Despite the strengths of this study (e.g. multimodal neuroimaging data; data collected over multiple time points), potential limitations should be noted. First, accurately reconstructing the complexity of human white matter pathways from diffusion MRI and tractography remains challenging (Zalesky et al., 2016). Second, motion artifacts remain an important confound for all neuroimaging-based studies of brain development. In addition to rigorous quality assurance protocols, we address this issue by quantifying and controlling for the influence of in-scanner head motion in our analyses. We also performed a sensitivity analysis where subjects who failed motion criteria for functional and structural connectivity were excluded. As the main findings remained unchanged (Supplement S6 and S7), we are confident that our results were not significantly confounded by motion. Third, scanning protocols were designed for feasible data collection in young children. However, our study could have benefited from a longer rs-fMRI scan, as the test-retest reliability of functional connectivity from 120 volumes is low given the dynamic functional connectivity changes occurring throughout development (Di Martino et al., 2014, Hutchison and Morton, 2015, López-Vicente et al., 2021). Finally, given that the data collection time points in the current study spanned several years, we only have complete data for a subset of participants. It is possible that participants excluded due to missing data may not be completely at random, and this should be taken into consideration when generalizing findings. However, sampling bias is a potential source of error for all cohort studies, and our sample size is one of the largest with neuroimaging data at the preschool age. These limitations notwithstanding, our findings highlight that SC-FC coupling within the reward network in preschool children may be a critical neurobiological factor that contributes to executive functioning in later childhood.

Conclusion

By quantifying SC-FC coupling within the reward network during early childhood and their effect on executive functioning, our results offer critical insights into the basis of many neurodevelopmental and neuropsychiatric disorders which are unambiguously associated with executive dysfunction. Clearly, more work will be necessary to fully understand the role of reward network SC-FC coupling in executive functioning and its related psychopathologies.
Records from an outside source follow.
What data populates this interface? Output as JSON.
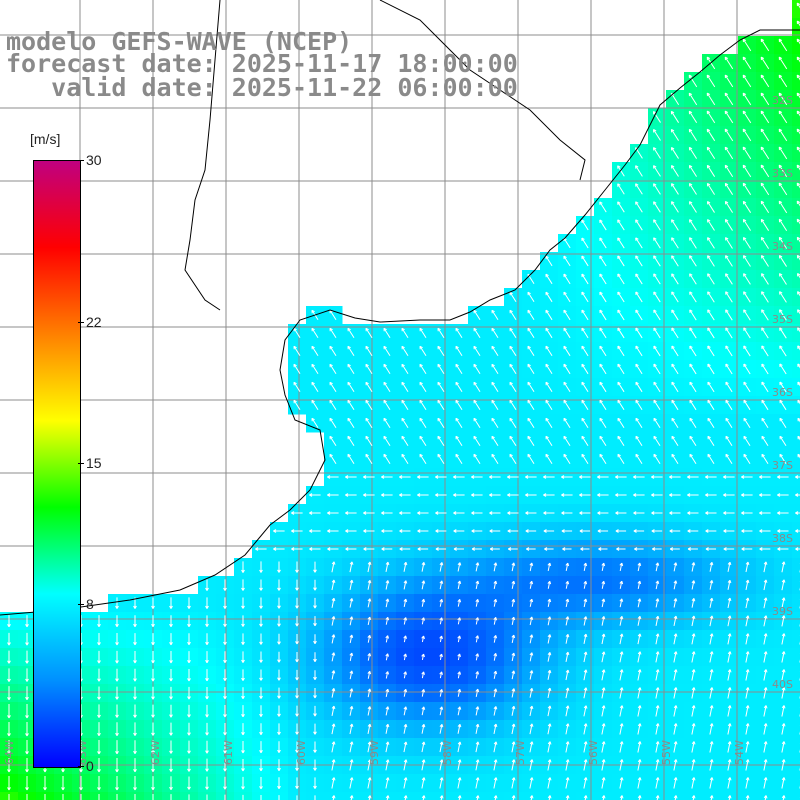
{
  "title": {
    "line1": "modelo GEFS-WAVE (NCEP)",
    "line2": "forecast date: 2025-11-17 18:00:00",
    "line3": "   valid date: 2025-11-22 06:00:00"
  },
  "colorbar": {
    "unit": "[m/s]",
    "ticks": [
      {
        "label": "30",
        "value": 30
      },
      {
        "label": "22",
        "value": 22
      },
      {
        "label": "15",
        "value": 15
      },
      {
        "label": "8",
        "value": 8
      },
      {
        "label": "0",
        "value": 0
      }
    ],
    "range": [
      0,
      30
    ],
    "colors": [
      "#0000ff",
      "#0090ff",
      "#00ffff",
      "#00ff00",
      "#ffff00",
      "#ff8000",
      "#ff0000",
      "#c00080"
    ]
  },
  "map": {
    "latitude_labels": [
      "32S",
      "33S",
      "34S",
      "35S",
      "36S",
      "37S",
      "38S",
      "39S",
      "40S"
    ],
    "longitude_labels": [
      "64W",
      "63W",
      "62W",
      "61W",
      "60W",
      "59W",
      "58W",
      "57W",
      "56W",
      "55W",
      "54W"
    ],
    "gridlines": true,
    "ocean_colors": {
      "calm": "#0022e0",
      "moderate": "#008cff",
      "fresh": "#00ffff",
      "strong": "#00ff60"
    }
  }
}
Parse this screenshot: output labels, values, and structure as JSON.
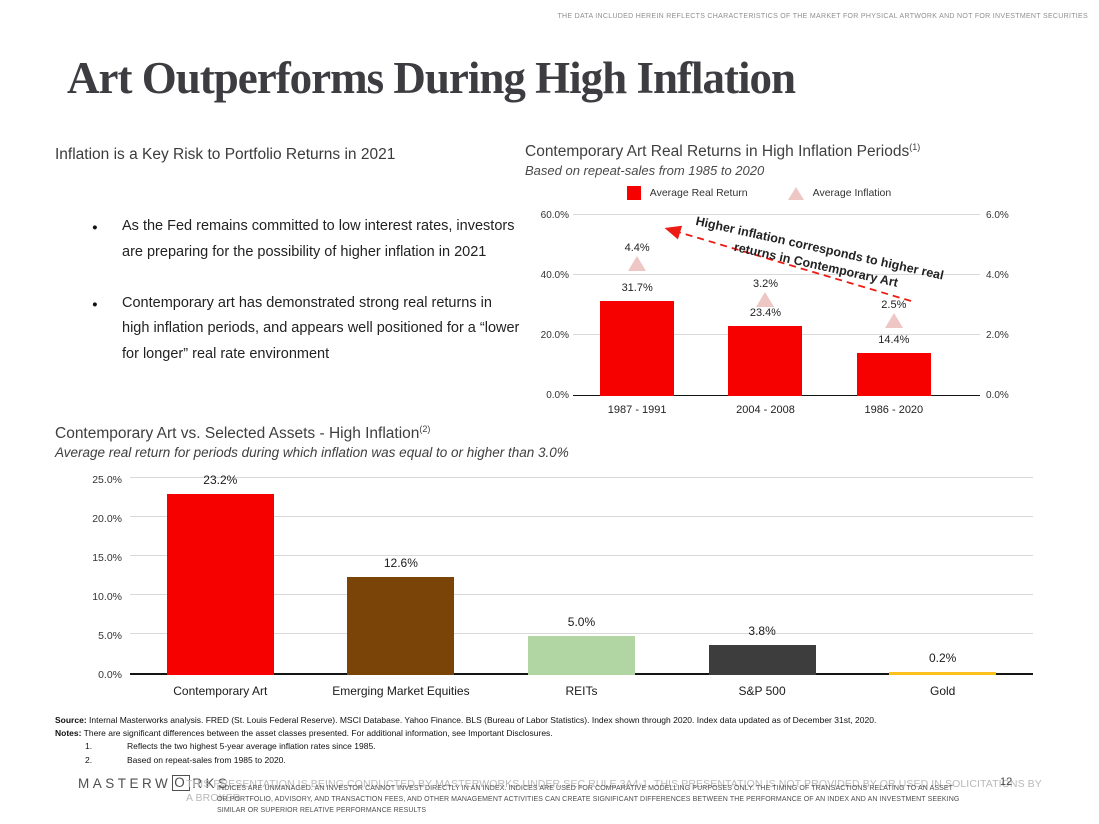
{
  "top_disclaimer": "THE DATA INCLUDED HEREIN REFLECTS CHARACTERISTICS OF THE MARKET FOR PHYSICAL ARTWORK AND NOT FOR INVESTMENT SECURITIES",
  "title": "Art Outperforms During High Inflation",
  "left_section": {
    "heading": "Inflation is a Key Risk to Portfolio Returns in 2021",
    "bullets": [
      "As the Fed remains committed to low interest rates, investors are preparing for the possibility of higher inflation in 2021",
      "Contemporary art has demonstrated strong real returns in high inflation periods, and appears well positioned for a “lower for longer” real rate environment"
    ]
  },
  "chart_data": [
    {
      "type": "bar",
      "title": "Contemporary Art Real Returns in High Inflation Periods",
      "footnote_ref": "(1)",
      "subtitle": "Based on repeat-sales from 1985 to 2020",
      "categories": [
        "1987 - 1991",
        "2004 - 2008",
        "1986 - 2020"
      ],
      "series": [
        {
          "name": "Average Real Return",
          "marker": "bar",
          "axis": "left",
          "values": [
            31.7,
            23.4,
            14.4
          ],
          "labels": [
            "31.7%",
            "23.4%",
            "14.4%"
          ],
          "color": "#f70000"
        },
        {
          "name": "Average Inflation",
          "marker": "triangle",
          "axis": "right",
          "values": [
            4.4,
            3.2,
            2.5
          ],
          "labels": [
            "4.4%",
            "3.2%",
            "2.5%"
          ],
          "color": "#eec6c4"
        }
      ],
      "left_axis": {
        "max": 60,
        "ticks": [
          "60.0%",
          "40.0%",
          "20.0%",
          "0.0%"
        ]
      },
      "right_axis": {
        "max": 6,
        "ticks": [
          "6.0%",
          "4.0%",
          "2.0%",
          "0.0%"
        ]
      },
      "annotation": "Higher inflation corresponds to higher real returns in Contemporary Art",
      "arrow_color": "#ec1c14",
      "grid": true,
      "legend_position": "top"
    },
    {
      "type": "bar",
      "title": "Contemporary Art vs. Selected Assets - High Inflation",
      "footnote_ref": "(2)",
      "subtitle": "Average real return for periods during which inflation was equal to or higher than 3.0%",
      "categories": [
        "Contemporary Art",
        "Emerging Market Equities",
        "REITs",
        "S&P 500",
        "Gold"
      ],
      "values": [
        23.2,
        12.6,
        5.0,
        3.8,
        0.2
      ],
      "labels": [
        "23.2%",
        "12.6%",
        "5.0%",
        "3.8%",
        "0.2%"
      ],
      "colors": [
        "#f70000",
        "#7a4408",
        "#b2d5a4",
        "#3d3d3d",
        "#fdc01d"
      ],
      "y_axis": {
        "max": 25,
        "ticks": [
          "25.0%",
          "20.0%",
          "15.0%",
          "10.0%",
          "5.0%",
          "0.0%"
        ]
      },
      "grid": true
    }
  ],
  "source_notes": {
    "source_label": "Source:",
    "source_text": " Internal Masterworks analysis. FRED (St. Louis Federal Reserve). MSCI Database. Yahoo Finance. BLS (Bureau of Labor Statistics). Index shown through 2020. Index data updated as of December 31st, 2020.",
    "notes_label": "Notes:",
    "notes_text": " There are significant differences between the asset classes presented. For additional information, see Important Disclosures.",
    "footnotes": [
      {
        "num": "1.",
        "text": "Reflects the two highest 5-year average inflation rates since 1985."
      },
      {
        "num": "2.",
        "text": "Based on repeat-sales from 1985 to 2020."
      }
    ]
  },
  "footer": {
    "logo_prefix": "MASTERW",
    "logo_boxed_letter": "O",
    "logo_suffix": "RKS",
    "disclaimer_large": "THIS PRESENTATION  IS BEING CONDUCTED BY MASTERWORKS UNDER SEC RULE 3A4-1. THIS PRESENTATION  IS NOT PROVIDED BY OR USED IN SOLICITATIONS BY A BROKER",
    "disclaimer_small": "INDICES ARE UNMANAGED. AN INVESTOR CANNOT INVEST DIRECTLY IN AN INDEX. INDICES ARE USED FOR COMPARATIVE MODELLING PURPOSES ONLY. THE TIMING OF TRANSACTIONS RELATING TO AN ASSET OR PORTFOLIO, ADVISORY, AND TRANSACTION FEES, AND OTHER MANAGEMENT ACTIVITIES CAN CREATE SIGNIFICANT DIFFERENCES BETWEEN THE PERFORMANCE OF AN INDEX AND AN INVESTMENT SEEKING SIMILAR OR SUPERIOR RELATIVE PERFORMANCE RESULTS",
    "page_number": "12"
  }
}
Future studies should aim at whole brain analysis which will be useful to capture the interactions between different networks and brain regions crucial for cognitive and behavioral functions as well as the developmental trajectory of SC-FC coupling. The latter is crucial for future studies examining SC-FC coupling in disease states at different stages of brain development.

Data statement

The data that support the findings of this study are not publicly available. Restrictions apply to the availability of these data, which were used under license for the current study. Data is, however, available from the corresponding author upon reasonable request and with the permission of the Singapore Institute for Clinical Sciences (SICS), A*STAR Research Entities (ARES).

Declaration of Competing Interest

The authors declare the following financial interests/personal relationships which may be considered as potential competing interests: Yap-Seng Chong is part of an academic consortium that has received research funding from Abbott Nutrition, Nestec, and Danone. All other authors report no financial relationships with commercial interests.